Mis à jour le 19/08/2016 à 05:14 Publié le 19/08/2016 à 05:14
Carrillo, Glik et Silva remercient les 200 supporters qui ont fait le déplacement.

Carrillo, Glik et Silva remercient les 200 supporters qui ont fait le déplacement. Epa/Maxppp

Monaco a le sourire

Conscients d'avoir marqué les esprits au Madrigal, les Monégasques attendent le match retour de mardi au stade Louis-II avec sérénité. Sans pour autant crier victoire trop vite

Comme à son habitude, Danijel Subasic est arrivé en dernier en zone mixte. Comme à son habitude, le portier croate s'est arrêté pour débriefer son match malgré les pressions d'un membre du staff. Un avion à prendre.

« On est allé chercher la victoire, c'est vraiment une très bonne chose. Sur la fin, Villarreal a poussé mais on a su rester en bloc », lâche le portier croate qui a vécu, globalement, une soirée tranquille. Il faut dire que les Monégasques se sont mis dans le sens de la marche après 120 secondes de jeu et ce penalty transformé par Fabinho.

« On a bien commencé et on a la chance de marquer très vite », rembobine Bernardo Silva. Et face à un adversaire qui jouait son premier match officiel de la saison, amputé de la moitié de ses titulaires, il n'en fallait pas beaucoup plus pour prendre un ascendant psychologique presque décisif.

Bizarrement, Monaco va quand même se faire des petites frayeurs.

« On ne la voit pas arriver cette égalisation. De l'intérieur, on a la sensation que le but de Pato est largement évitable, analyse Tiémoué Bakayoko. On les laisse revenir dans le match, c'est dommage de leur avoir donné cette possibilité. »

Cela dit, l'an dernier, Monaco aurait sans doute craqué après l'égalisation, preuve que l'équipe a muri. D'ailleurs, c'est au plus fort de la domination espagnole, en seconde période, que Silva plante le but vainqueur. Tout sauf un hasard.

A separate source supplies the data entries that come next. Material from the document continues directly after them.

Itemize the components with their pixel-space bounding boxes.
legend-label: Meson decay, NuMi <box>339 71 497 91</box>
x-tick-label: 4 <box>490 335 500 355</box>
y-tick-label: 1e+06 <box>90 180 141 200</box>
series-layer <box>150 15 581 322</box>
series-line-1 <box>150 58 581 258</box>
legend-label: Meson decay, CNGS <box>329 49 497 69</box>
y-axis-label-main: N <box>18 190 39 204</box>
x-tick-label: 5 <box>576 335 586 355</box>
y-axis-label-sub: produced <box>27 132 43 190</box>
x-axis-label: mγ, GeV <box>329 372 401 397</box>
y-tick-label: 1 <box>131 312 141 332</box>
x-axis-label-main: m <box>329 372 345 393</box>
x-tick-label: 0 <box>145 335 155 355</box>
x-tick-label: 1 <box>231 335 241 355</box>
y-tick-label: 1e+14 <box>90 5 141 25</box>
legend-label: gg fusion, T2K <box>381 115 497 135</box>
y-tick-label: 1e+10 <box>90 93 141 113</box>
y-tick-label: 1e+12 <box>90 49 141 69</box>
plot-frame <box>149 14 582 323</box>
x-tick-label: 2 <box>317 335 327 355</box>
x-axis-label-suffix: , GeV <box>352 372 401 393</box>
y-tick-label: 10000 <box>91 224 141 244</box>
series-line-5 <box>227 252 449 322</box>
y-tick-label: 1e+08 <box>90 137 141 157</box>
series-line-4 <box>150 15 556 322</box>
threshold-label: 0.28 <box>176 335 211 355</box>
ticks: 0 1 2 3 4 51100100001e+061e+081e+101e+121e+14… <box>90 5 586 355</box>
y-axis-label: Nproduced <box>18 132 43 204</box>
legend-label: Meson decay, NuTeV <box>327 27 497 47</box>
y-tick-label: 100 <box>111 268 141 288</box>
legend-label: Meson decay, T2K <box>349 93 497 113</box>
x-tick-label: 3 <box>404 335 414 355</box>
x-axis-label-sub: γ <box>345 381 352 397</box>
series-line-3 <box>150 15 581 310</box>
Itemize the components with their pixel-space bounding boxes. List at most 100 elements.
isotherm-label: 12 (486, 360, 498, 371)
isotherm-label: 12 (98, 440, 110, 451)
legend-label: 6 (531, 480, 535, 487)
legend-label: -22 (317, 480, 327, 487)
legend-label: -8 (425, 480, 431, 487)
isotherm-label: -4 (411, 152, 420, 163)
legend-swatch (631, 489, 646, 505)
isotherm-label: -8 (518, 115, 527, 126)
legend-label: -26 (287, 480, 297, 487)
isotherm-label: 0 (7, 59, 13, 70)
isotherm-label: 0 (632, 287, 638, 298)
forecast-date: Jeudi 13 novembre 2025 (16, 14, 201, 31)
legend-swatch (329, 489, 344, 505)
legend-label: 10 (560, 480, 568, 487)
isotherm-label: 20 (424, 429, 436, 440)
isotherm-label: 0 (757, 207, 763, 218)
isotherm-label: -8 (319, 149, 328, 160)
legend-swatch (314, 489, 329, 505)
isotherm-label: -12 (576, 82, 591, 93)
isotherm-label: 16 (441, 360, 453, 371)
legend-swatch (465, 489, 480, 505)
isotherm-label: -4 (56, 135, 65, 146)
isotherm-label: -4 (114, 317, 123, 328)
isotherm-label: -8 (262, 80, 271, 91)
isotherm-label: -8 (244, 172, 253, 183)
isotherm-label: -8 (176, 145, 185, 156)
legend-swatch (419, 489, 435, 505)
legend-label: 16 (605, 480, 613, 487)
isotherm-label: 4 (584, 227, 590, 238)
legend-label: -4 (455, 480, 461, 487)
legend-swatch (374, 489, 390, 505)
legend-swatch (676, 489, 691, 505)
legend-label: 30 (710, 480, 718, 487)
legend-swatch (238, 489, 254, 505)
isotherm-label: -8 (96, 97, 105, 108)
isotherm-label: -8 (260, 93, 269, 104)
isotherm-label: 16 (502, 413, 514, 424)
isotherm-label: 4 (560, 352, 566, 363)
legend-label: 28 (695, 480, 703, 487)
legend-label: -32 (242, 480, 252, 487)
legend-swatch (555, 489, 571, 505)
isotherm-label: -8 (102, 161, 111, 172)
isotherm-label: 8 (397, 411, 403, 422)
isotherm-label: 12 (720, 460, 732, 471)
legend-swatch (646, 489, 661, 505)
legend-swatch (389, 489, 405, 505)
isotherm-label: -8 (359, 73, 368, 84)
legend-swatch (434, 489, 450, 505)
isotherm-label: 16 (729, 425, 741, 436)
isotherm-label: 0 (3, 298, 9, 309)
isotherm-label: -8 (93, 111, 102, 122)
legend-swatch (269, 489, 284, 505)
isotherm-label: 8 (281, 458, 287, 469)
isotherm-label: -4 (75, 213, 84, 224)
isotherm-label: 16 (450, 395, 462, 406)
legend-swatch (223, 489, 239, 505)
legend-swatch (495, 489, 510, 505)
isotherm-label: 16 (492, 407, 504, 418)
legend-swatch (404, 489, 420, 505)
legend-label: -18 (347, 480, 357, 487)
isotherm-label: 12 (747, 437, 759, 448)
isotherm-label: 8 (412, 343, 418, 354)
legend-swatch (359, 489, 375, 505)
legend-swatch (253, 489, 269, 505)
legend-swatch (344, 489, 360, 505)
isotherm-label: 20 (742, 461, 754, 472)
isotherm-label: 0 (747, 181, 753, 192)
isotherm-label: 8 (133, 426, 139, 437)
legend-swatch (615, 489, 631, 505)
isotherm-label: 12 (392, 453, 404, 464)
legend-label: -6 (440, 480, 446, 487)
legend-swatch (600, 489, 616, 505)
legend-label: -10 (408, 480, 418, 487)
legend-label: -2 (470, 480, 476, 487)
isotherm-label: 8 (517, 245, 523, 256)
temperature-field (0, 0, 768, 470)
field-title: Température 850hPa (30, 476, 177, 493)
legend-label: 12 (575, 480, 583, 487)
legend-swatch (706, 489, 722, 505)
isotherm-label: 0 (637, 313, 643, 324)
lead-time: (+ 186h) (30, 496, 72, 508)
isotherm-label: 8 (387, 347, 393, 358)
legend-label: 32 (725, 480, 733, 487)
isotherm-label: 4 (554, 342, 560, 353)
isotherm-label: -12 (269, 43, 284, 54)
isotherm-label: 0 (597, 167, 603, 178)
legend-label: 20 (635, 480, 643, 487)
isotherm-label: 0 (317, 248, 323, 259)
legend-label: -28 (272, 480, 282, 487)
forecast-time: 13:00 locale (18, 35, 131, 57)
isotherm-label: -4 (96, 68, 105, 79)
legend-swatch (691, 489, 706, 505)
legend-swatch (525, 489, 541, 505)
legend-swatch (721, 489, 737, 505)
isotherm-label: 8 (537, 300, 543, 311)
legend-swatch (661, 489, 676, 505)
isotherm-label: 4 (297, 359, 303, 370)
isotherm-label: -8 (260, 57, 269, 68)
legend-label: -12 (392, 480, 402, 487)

Silva encore : « Notre deuxième but arrive à un moment où Villarreal était mieux et ça nous permet de revenir d'Espagne avec une victoire. Sur mon but, je récupère un ballon assez loin, j'ai la chance d'aller au bout, je ne sais pas trop où je vais au départ de l'action, d'autant que j'ai de nombreuses possibilités : je peux frapper au premier poteau, la mettre à Lemar, je décide d'aller à gauche, elle est détournée sur le tir et ça va au bout. Je ne me sers que du pied gauche ? Oui, c'est toujours comme ça avec moi », détaille dans un sourire le Portugais.

Mine de rien, l'emporter en Espagne dans un barrage aller de Ligue des Champions, ce n'est pas anodin. Sans vraiment parler d'exploit, il ne faut pas non plus minimiser la victoire de l'ASM. Mais sans qualification, cette soirée aoûtienne n'aura servi à rien. Les joueurs de la Principauté savent que rien n'est fait mais ils se sont, un peu, rassurés au Madrigal.

« On fait un match assez solide dans l'ensemble. Pour une fois, on est très efficace, conclut Bakayoko. Valence, on s'était complètement raté en Espagne. Là, on a retenu les leçons, on a moins de perte de concentration même si, de temps en temps, on se met en danger. Tout n'a pas été bon et parfait mais on est sur le bon chemin ».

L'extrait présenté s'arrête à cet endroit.